— Это обязательно?
— Пожалуйста, Инара. Я завтра зайду вечером, хорошо?
— Хорошо.
Он пришел с огромным букетом, стоял потупив глаза и ждал, что она его пригласит в дом. Она не пригласила. Вышла на площадку и захлопнула дверь.
— Поговорим лучше на улице.
Сидеть в пустой квартире один на один было невыносимо. Вообще разговор этот был не нужен, зачем согласилась, непонятно.
Они бродили по центру, Инара специально выбирала места, где больше народу, Замятин трепался о погоде, о лете, о небе, — короче, нес всякую чушь. Инара отвечала односложно и невпопад.
— Давай все-таки сядем, — увлек он ее на темную скамейку.
«А Мурад уже сидит», — вертелось на языке, наслушалась в милицейских коридорах крылатых фраз. Но не сказала — вульгарно и пошло.

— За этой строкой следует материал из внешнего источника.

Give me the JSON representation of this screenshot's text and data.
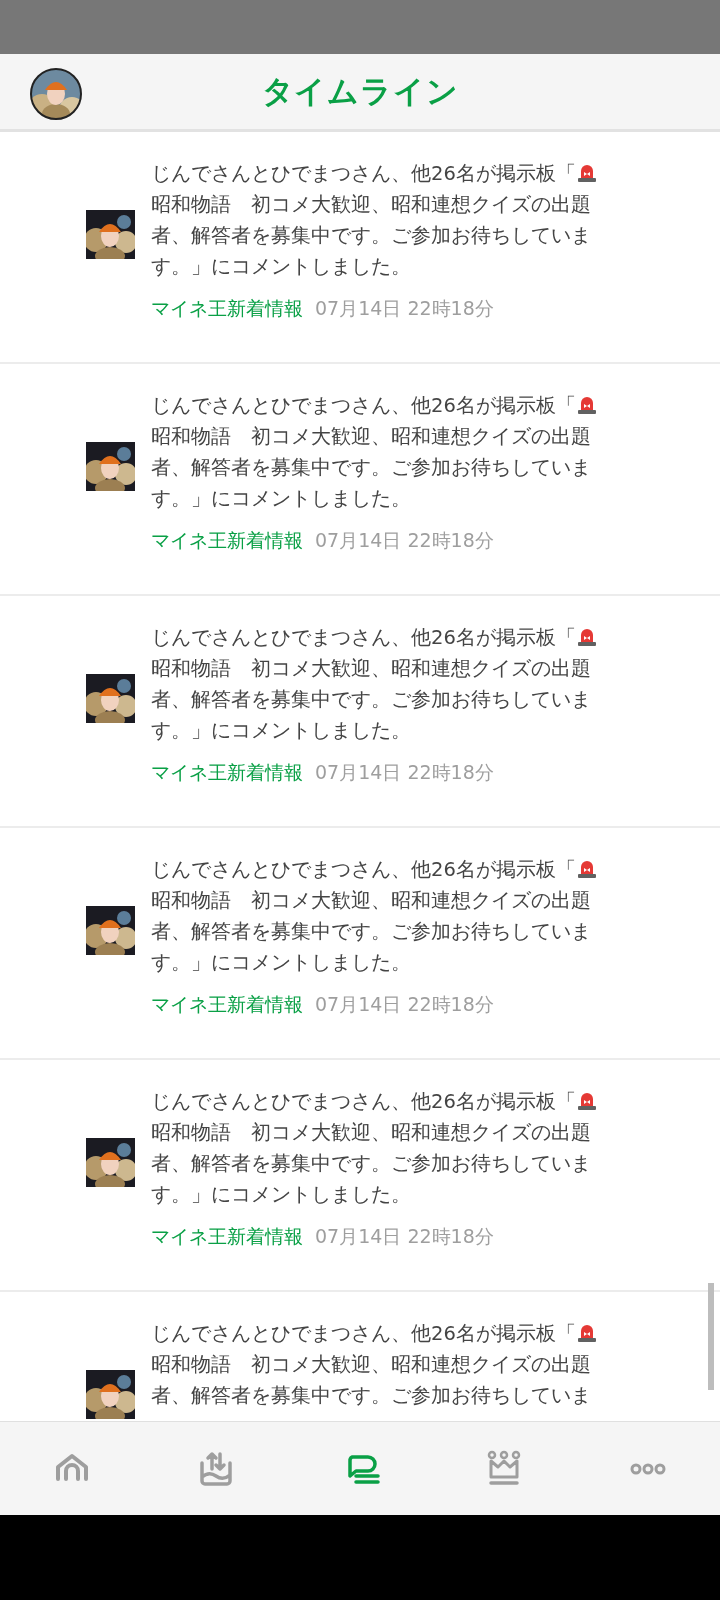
{
  "header": {
    "title": "タイムライン"
  },
  "timeline": [
    {
      "text": [
        "じんでさんとひでまつさん、他26名が掲示板「",
        "\n昭和物語　初コメ大歓迎、昭和連想クイズの出題者、解答者を募集中です。ご参加お待ちしています。」にコメントしました。"
      ],
      "source": "マイネ王新着情報",
      "time": "07月14日 22時18分"
    },
    {
      "text": [
        "じんでさんとひでまつさん、他26名が掲示板「",
        "\n昭和物語　初コメ大歓迎、昭和連想クイズの出題者、解答者を募集中です。ご参加お待ちしています。」にコメントしました。"
      ],
      "source": "マイネ王新着情報",
      "time": "07月14日 22時18分"
    },
    {
      "text": [
        "じんでさんとひでまつさん、他26名が掲示板「",
        "\n昭和物語　初コメ大歓迎、昭和連想クイズの出題者、解答者を募集中です。ご参加お待ちしています。」にコメントしました。"
      ],
      "source": "マイネ王新着情報",
      "time": "07月14日 22時18分"
    },
    {
      "text": [
        "じんでさんとひでまつさん、他26名が掲示板「",
        "\n昭和物語　初コメ大歓迎、昭和連想クイズの出題者、解答者を募集中です。ご参加お待ちしています。」にコメントしました。"
      ],
      "source": "マイネ王新着情報",
      "time": "07月14日 22時18分"
    },
    {
      "text": [
        "じんでさんとひでまつさん、他26名が掲示板「",
        "\n昭和物語　初コメ大歓迎、昭和連想クイズの出題者、解答者を募集中です。ご参加お待ちしています。」にコメントしました。"
      ],
      "source": "マイネ王新着情報",
      "time": "07月14日 22時18分"
    },
    {
      "text": [
        "じんでさんとひでまつさん、他26名が掲示板「",
        "\n昭和物語　初コメ大歓迎、昭和連想クイズの出題者、解答者を募集中です。ご参加お待ちしていま"
      ]
    }
  ],
  "nav": [
    {
      "kind": "home",
      "selected": false
    },
    {
      "kind": "tray",
      "selected": false
    },
    {
      "kind": "chat",
      "selected": true
    },
    {
      "kind": "crown",
      "selected": false
    },
    {
      "kind": "more",
      "selected": false
    }
  ]
}
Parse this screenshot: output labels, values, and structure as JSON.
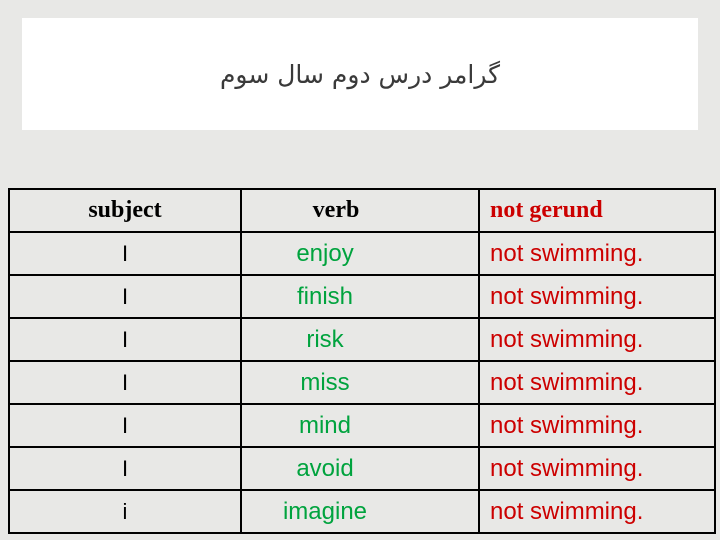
{
  "slide": {
    "title": "گرامر درس دوم سال سوم",
    "background_color": "#e8e8e6",
    "title_band_color": "#ffffff"
  },
  "table": {
    "headers": {
      "subject": "subject",
      "verb": "verb",
      "object": "not gerund"
    },
    "header_colors": {
      "subject": "#000000",
      "verb": "#000000",
      "object": "#cc0000"
    },
    "cell_colors": {
      "subject": "#000000",
      "verb": "#00a33e",
      "object": "#cc0000"
    },
    "rows": [
      {
        "subject": "I",
        "verb": "enjoy",
        "object": "not swimming."
      },
      {
        "subject": "I",
        "verb": "finish",
        "object": "not swimming."
      },
      {
        "subject": "I",
        "verb": "risk",
        "object": "not swimming."
      },
      {
        "subject": "I",
        "verb": "miss",
        "object": "not swimming."
      },
      {
        "subject": "I",
        "verb": "mind",
        "object": "not swimming."
      },
      {
        "subject": "I",
        "verb": "avoid",
        "object": "not swimming."
      },
      {
        "subject": "i",
        "verb": "imagine",
        "object": "not swimming."
      }
    ]
  }
}
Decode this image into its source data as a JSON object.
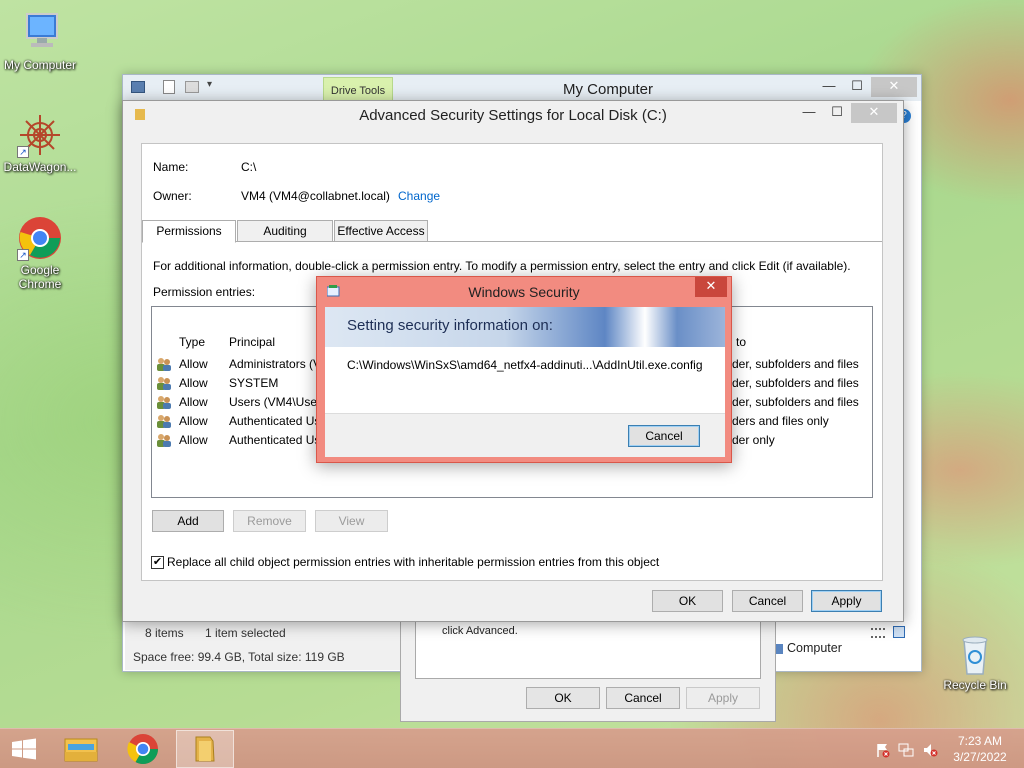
{
  "desktop": {
    "icons": [
      {
        "label": "My Computer"
      },
      {
        "label": "DataWagon..."
      },
      {
        "label": "Google Chrome"
      },
      {
        "label": "Recycle Bin"
      }
    ]
  },
  "explorer": {
    "contextual_tab": "Drive Tools",
    "title": "My Computer",
    "status": {
      "items": "8 items",
      "selected": "1 item selected",
      "space": "Space free: 99.4 GB, Total size: 119 GB"
    },
    "right_status": "Computer"
  },
  "properties_dialog": {
    "text": "click Advanced.",
    "ok": "OK",
    "cancel": "Cancel",
    "apply": "Apply"
  },
  "advanced_security": {
    "title": "Advanced Security Settings for Local Disk (C:)",
    "name_label": "Name:",
    "name_value": "C:\\",
    "owner_label": "Owner:",
    "owner_value": "VM4 (VM4@collabnet.local)",
    "change_link": "Change",
    "tabs": [
      {
        "label": "Permissions"
      },
      {
        "label": "Auditing"
      },
      {
        "label": "Effective Access"
      }
    ],
    "info_text": "For additional information, double-click a permission entry. To modify a permission entry, select the entry and click Edit (if available).",
    "entries_label": "Permission entries:",
    "columns": {
      "type": "Type",
      "principal": "Principal",
      "applies_to": "to"
    },
    "entries": [
      {
        "type": "Allow",
        "principal": "Administrators (V",
        "applies_to": "der, subfolders and files"
      },
      {
        "type": "Allow",
        "principal": "SYSTEM",
        "applies_to": "der, subfolders and files"
      },
      {
        "type": "Allow",
        "principal": "Users (VM4\\User",
        "applies_to": "der, subfolders and files"
      },
      {
        "type": "Allow",
        "principal": "Authenticated Us",
        "applies_to": "ders and files only"
      },
      {
        "type": "Allow",
        "principal": "Authenticated Us",
        "applies_to": "der only"
      }
    ],
    "buttons": {
      "add": "Add",
      "remove": "Remove",
      "view": "View"
    },
    "replace_checkbox": "Replace all child object permission entries with inheritable permission entries from this object",
    "replace_checked": true,
    "footer": {
      "ok": "OK",
      "cancel": "Cancel",
      "apply": "Apply"
    }
  },
  "windows_security": {
    "title": "Windows Security",
    "heading": "Setting security information on:",
    "path": "C:\\Windows\\WinSxS\\amd64_netfx4-addinuti...\\AddInUtil.exe.config",
    "cancel": "Cancel"
  },
  "taskbar": {
    "time": "7:23 AM",
    "date": "3/27/2022"
  }
}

— Меня пригласили в Москву в аспирантуру, работать буду младшим научным сотрудником в НИИ прокуратуры, — сказал Замятин.
— Поздравляю.
— Спасибо, но я пришел не для того, чтобы похвастать.
— А для чего?
— Хочу, чтобы ты поехала со мной.
— Спасибо, мне и здесь неплохо.
— Инара, я люблю тебя, любил и буду любить всегда. Мы уедем, забудем весь этот кошмар, мне обещали вначале комнату, потом квартиру…
— Я это уже когда-то слышала.
— Что?
— Помнишь, после выпускного ты тоже клялся в вечной любви и дружбе. А потом тем же ножом, которым вырезал на дереве наши имена, зарезал Сергея. Чего стоят твои клятвы, Вова?
Он промолчал, сделал вид, что не заметил, хотя по-прежнему не выносил, когда его называли Вовой.
— Но это ведь совсем другое дело. Подумай, Москва — это перспективы, это большие возможности.
— И о перспективах я тоже уже слышала.
— Но ты ведь любила меня и, я уверен, не перестала. Да, мы тогда поссорились. Я был не прав, ты была не права. Но нам было хорошо вместе. В общем, я не хочу городить банальности, оправдываться и объяснять каждую мелочь, давай начнем все с чистого листа.
— Начинай лучше сам, лист будет еще чище.
Она встала и ушла, не оглядываясь, а он не бросился ее догонять.
Через месяц пришло из Москвы первое письмо. О любви он уже не писал, но по-прежнему звал в столицу. Она не ответила, но письма приходили с завидной регулярностью: одно в неделю.
В декабре умер отец. Инфаркт свалил профессора Филиппова прямо у операционного стола. Замятин примчался в Свердловск и вел себя так, как будто умер его отец, а не ее. Стоял рядом с Инарой на кладбище с вдохновенно-скорбным лицом, распоряжался на поминках, даже написал пламенный некролог в «Уральский комсомолец».
Конечно, Инара была ему благодарна, но благодарность, разумеется, не могла воскресить любовь, которой никогда не было. И все-таки, когда он зашел попрощаться и снова предложил поехать с ним, хотя бы не насовсем, как бы в гости, посмотреть Москву, сменить обстановку, развеяться, она согласилась.
Москва показалась ей убогой: грязная каша на тротуарах вместо шикарных уральских снегов, десятиметровая Вовина комнатушка в коммунальной квартире вместо огромной четырехкомнатной квартиры, затурканный народ в каких-то бесконечных очередях, даже сердце родины — Красная площадь — и та была тесной и унылой.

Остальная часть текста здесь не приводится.